- Date: 27 January – 2 February
- Edition: 1st
- Surface: Hard
- Location: Brisbane, Australia

Champions

Men's singles
- Tristan Schoolkate

Women's singles
- Priscilla Hon

Men's doubles
- Matthew Romios / Colin Sinclair

Women's doubles
- Petra Hule / Elena Micic
| Queensland International |

= 2025 Queensland International =

The 2025 Brisbane QTC Tennis International was a professional tennis tournament played on hardcourts. It was the first edition of the tournament which was part of the 2025 ATP Challenger Tour and 2025 ITF Women's World Tennis Tour. It took place in Brisbane, Australia between 27 January and 2 February 2025.
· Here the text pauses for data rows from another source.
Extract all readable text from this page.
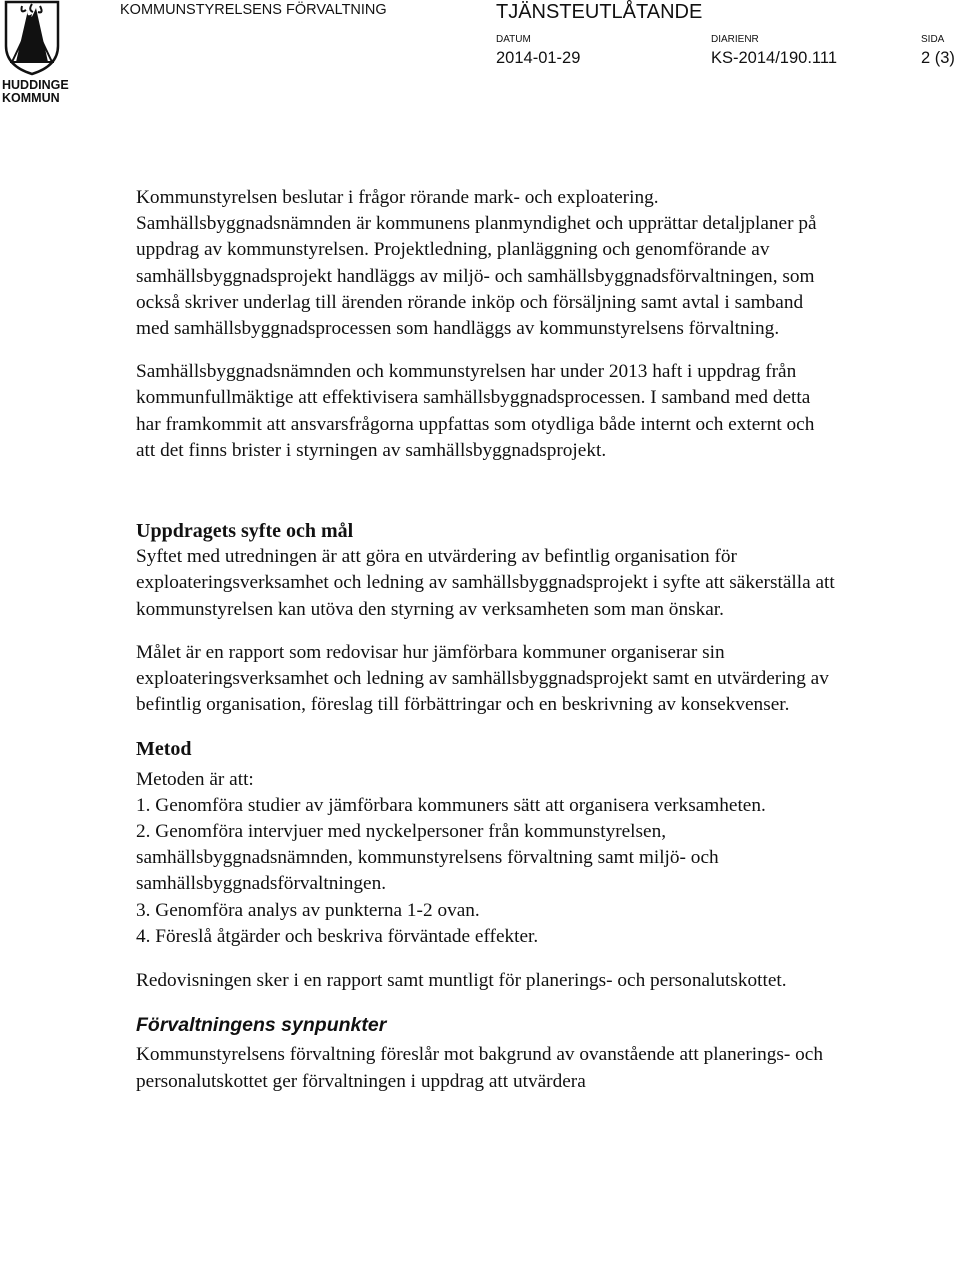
HUDDINGE
KOMMUN
KOMMUNSTYRELSENS FÖRVALTNING	TJÄNSTEUTLÅTANDE
DATUM
2014-01-29
DIARIENR
KS-2014/190.111
SIDA
2 (3)

Kommunstyrelsen beslutar i frågor rörande mark- och exploatering. Samhällsbyggnadsnämnden är kommunens planmyndighet och upprättar detaljplaner på uppdrag av kommunstyrelsen. Projektledning, planläggning och genomförande av samhällsbyggnadsprojekt handläggs av miljö- och samhällsbyggnadsförvaltningen, som också skriver underlag till ärenden rörande inköp och försäljning samt avtal i samband med samhällsbyggnadsprocessen som handläggs av kommunstyrelsens förvaltning.

Samhällsbyggnadsnämnden och kommunstyrelsen har under 2013 haft i uppdrag från kommunfullmäktige att effektivisera samhällsbyggnadsprocessen. I samband med detta har framkommit att ansvarsfrågorna uppfattas som otydliga både internt och externt och att det finns brister i styrningen av samhällsbyggnadsprojekt.

Uppdragets syfte och mål

Syftet med utredningen är att göra en utvärdering av befintlig organisation för exploateringsverksamhet och ledning av samhällsbyggnadsprojekt i syfte att säkerställa att kommunstyrelsen kan utöva den styrning av verksamheten som man önskar.

Målet är en rapport som redovisar hur jämförbara kommuner organiserar sin exploateringsverksamhet och ledning av samhällsbyggnadsprojekt samt en utvärdering av befintlig organisation, föreslag till förbättringar och en beskrivning av konsekvenser.

Metod

Metoden är att:

1. Genomföra studier av jämförbara kommuners sätt att organisera verksamheten.

2. Genomföra intervjuer med nyckelpersoner från kommunstyrelsen, samhällsbyggnadsnämnden, kommunstyrelsens förvaltning samt miljö- och samhällsbyggnadsförvaltningen.

3. Genomföra analys av punkterna 1-2 ovan.

4. Föreslå åtgärder och beskriva förväntade effekter.

Redovisningen sker i en rapport samt muntligt för planerings- och personalutskottet.

Förvaltningens synpunkter

Kommunstyrelsens förvaltning föreslår mot bakgrund av ovanstående att planerings- och personalutskottet ger förvaltningen i uppdrag att utvärdera
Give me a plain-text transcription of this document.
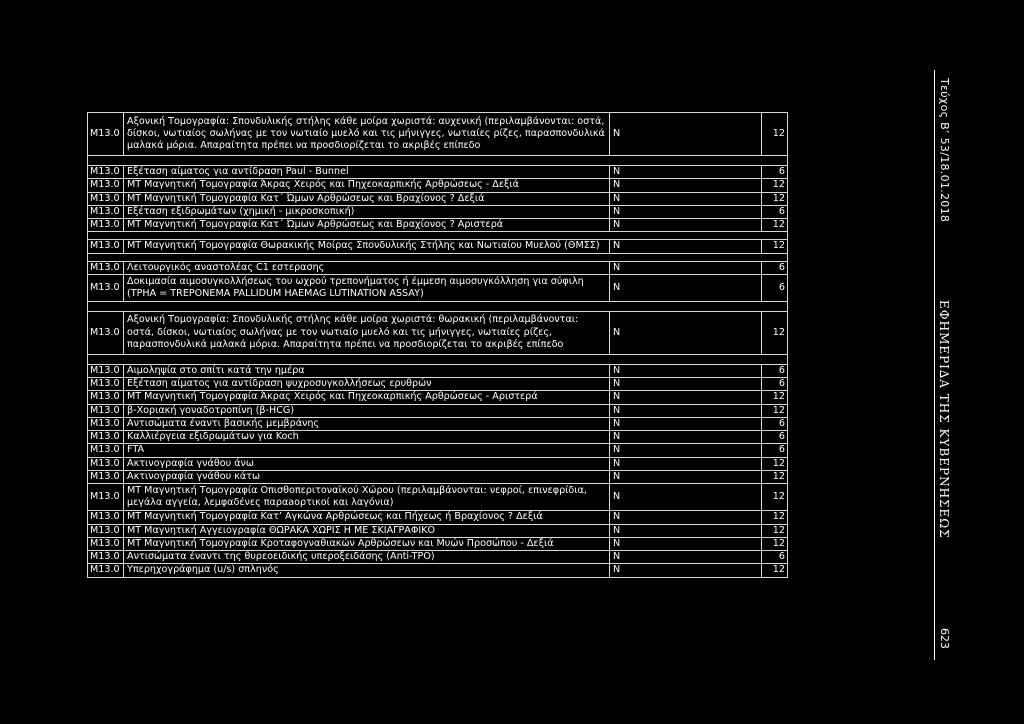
M13.0	Αξονική Τομογραφία: Σπονδυλικής στήλης κάθε μοίρα χωριστά: αυχενική (περιλαμβάνονται: οστά, δίσκοι, νωτιαίος σωλήνας με τον νωτιαίο μυελό και τις μήνιγγες, νωτιαίες ρίζες, παρασπονδυλικά μαλακά μόρια. Απαραίτητα πρέπει να προσδιορίζεται το ακριβές επίπεδο	N	12

M13.0	Εξέταση αίματος για αντίδραση Paul - Bunnel	N	6
M13.0	ΜΤ Μαγνητική Τομογραφία Άκρας Χειρός και Πηχεοκαρπικής Αρθρώσεως - Δεξιά	N	12
M13.0	ΜΤ Μαγνητική Τομογραφία Κατ΄ Ώμων Αρθρώσεως και Βραχίονος ? Δεξιά	N	12
M13.0	Εξέταση εξιδρωμάτων (χημική - μικροσκοπική)	N	6
M13.0	ΜΤ Μαγνητική Τομογραφία Κατ΄ Ώμων Αρθρώσεως και Βραχίονος ? Αριστερά	N	12

M13.0	ΜΤ Μαγνητική Τομογραφία Θωρακικής Μοίρας Σπονδυλικής Στήλης και Νωτιαίου Μυελού (ΘΜΣΣ)	N	12

M13.0	Λειτουργικός αναστολέας C1 εστερασης	N	6
M13.0	Δοκιμασία αιμοσυγκολλήσεως του ωχρού τρεπονήματος ή έμμεση αιμοσυγκόλληση για σύφιλη (TPHA = TREPONEMA PALLIDUM HAEMAG LUTINATION ASSAY)	N	6

M13.0	Αξονική Τομογραφία: Σπονδυλικής στήλης κάθε μοίρα χωριστά: θωρακική (περιλαμβάνονται: οστά, δίσκοι, νωτιαίος σωλήνας με τον νωτιαίο μυελό και τις μήνιγγες, νωτιαίες ρίζες, παρασπονδυλικά μαλακά μόρια. Απαραίτητα πρέπει να προσδιορίζεται το ακριβές επίπεδο	N	12

M13.0	Αιμοληψία στο σπίτι κατά την ημέρα	N	6
M13.0	Εξέταση αίματος για αντίδραση ψυχροσυγκολλήσεως ερυθρών	N	6
M13.0	ΜΤ Μαγνητική Τομογραφία Άκρας Χειρός και Πηχεοκαρπικής Αρθρώσεως - Αριστερά	N	12
M13.0	β-Χοριακή γοναδοτροπίνη (β-HCG)	N	12
M13.0	Αντισώματα έναντι βασικής μεμβράνης	N	6
M13.0	Καλλιέργεια εξιδρωμάτων για Koch	N	6
M13.0	FTA	N	6
M13.0	Ακτινογραφία γνάθου άνω	N	12
M13.0	Ακτινογραφία γνάθου κάτω	N	12
M13.0	ΜΤ Μαγνητική Τομογραφία Οπισθοπεριτοναϊκού Χώρου (περιλαμβάνονται: νεφροί, επινεφρίδια, μεγάλα αγγεία, λεμφαδένες παραaορτικοί και λαγόνια)	N	12
M13.0	ΜΤ Μαγνητική Τομογραφία Κατ’ Αγκώνα Αρθρώσεως και Πήχεως ή Βραχίονος ? Δεξιά	N	12
M13.0	ΜΤ Μαγνητική Αγγειογραφία ΘΩΡΑΚΑ ΧΩΡΙΣ Η ΜΕ ΣΚΙΑΓΡΑΦΙΚΟ	N	12
M13.0	ΜΤ Μαγνητική Τομογραφία Κροταφογναθιακών Αρθρώσεων και Μυών Προσώπου - Δεξιά	N	12
M13.0	Αντισώματα έναντι της θυρεοειδικής υπεροξειδάσης (Anti-TPO)	N	6
M13.0	Υπερηχογράφημα (u/s) σπληνός	N	12
Τεύχος Β’ 53/18.01.2018
ΕΦΗΜΕΡΙ∆Α ΤΗΣ ΚΥΒΕΡΝΗΣΕΩΣ
623
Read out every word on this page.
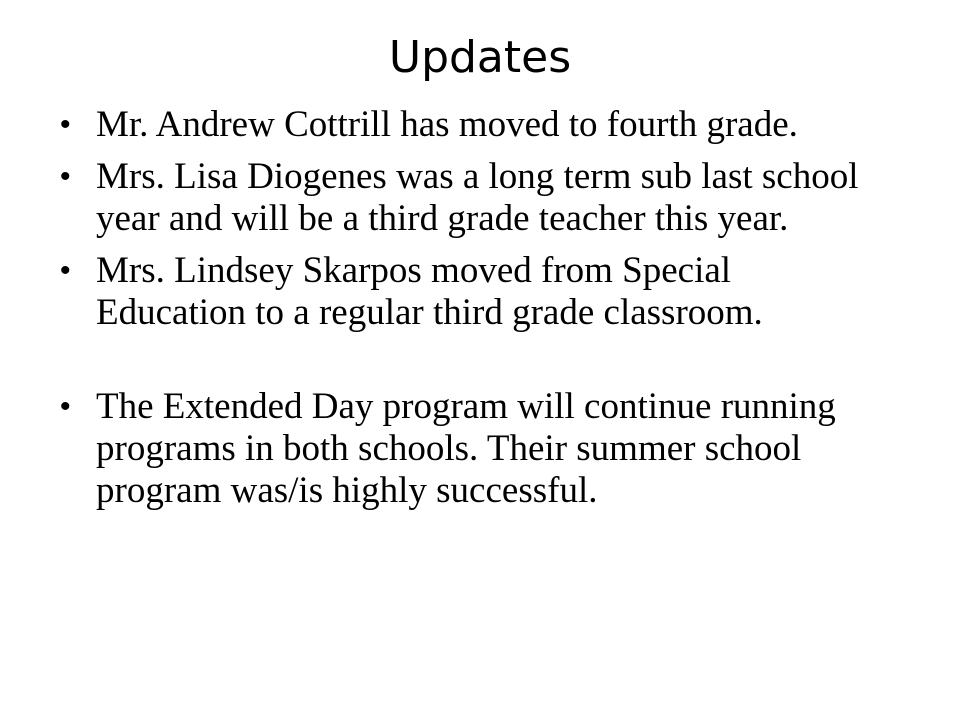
Updates
• Mr. Andrew Cottrill has moved to fourth grade.
• Mrs. Lisa Diogenes was a long term sub last school year and will be a third grade teacher this year.
• Mrs. Lindsey Skarpos moved from Special Education to a regular third grade classroom.
• The Extended Day program will continue running programs in both schools. Their summer school program was/is highly successful.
==Men's singles main-draw entrants==
===Seeds===

| Country | Player | Rank^{1} | Seed |
|---|---|---|---|
| AUS | Rinky Hijikata | 72 | 1 |
| AUS | Adam Walton | 90 | 2 |
| AUS | Li Tu | 168 | 3 |
| AUS | Alex Bolt | 172 | 4 |
| AUS | Tristan Schoolkate | 173 | 5 |
| AUS | Omar Jasika | 179 | 6 |
| JPN | Yuta Shimizu | 193 | 7 |
| AUS | Bernard Tomic | 212 | 8 |

- ^{1} Rankings are as of 13 January 2025.

===Other entrants===
The following players received wildcards into the singles main draw:
- AUS Hayden Jones
- AUS Jason Kubler
- AUS Pavle Marinkov

The following players received entry from the qualifying draw:
- AUS Jacob Bradshaw
- USA Jacob Brumm
- JPN Shinji Hazawa
- AUS Matt Hulme
- JPN Kokoro Isomura
- UKR Illya Marchenko

==Champions==
===Men's singles===

- AUS Tristan Schoolkate def. CZE Marek Gengel 7–6^{(7–3)}, 7–6^{(7–4)}.

===Women's singles===
- AUS Priscilla Hon def. SUI Leonie Küng 6–4, 4–6, 6–2.

===Men's doubles===

- AUS Matthew Romios / NMI Colin Sinclair def. AUS Joshua Charlton / AUS Patrick Harper 7–6^{(7–2)}, 7–5.

===Women's doubles===
- AUS Petra Hule / AUS Elena Micic def. AUS Lizette Cabrera / AUS Taylah Preston 2–6, 6–2, [10–6].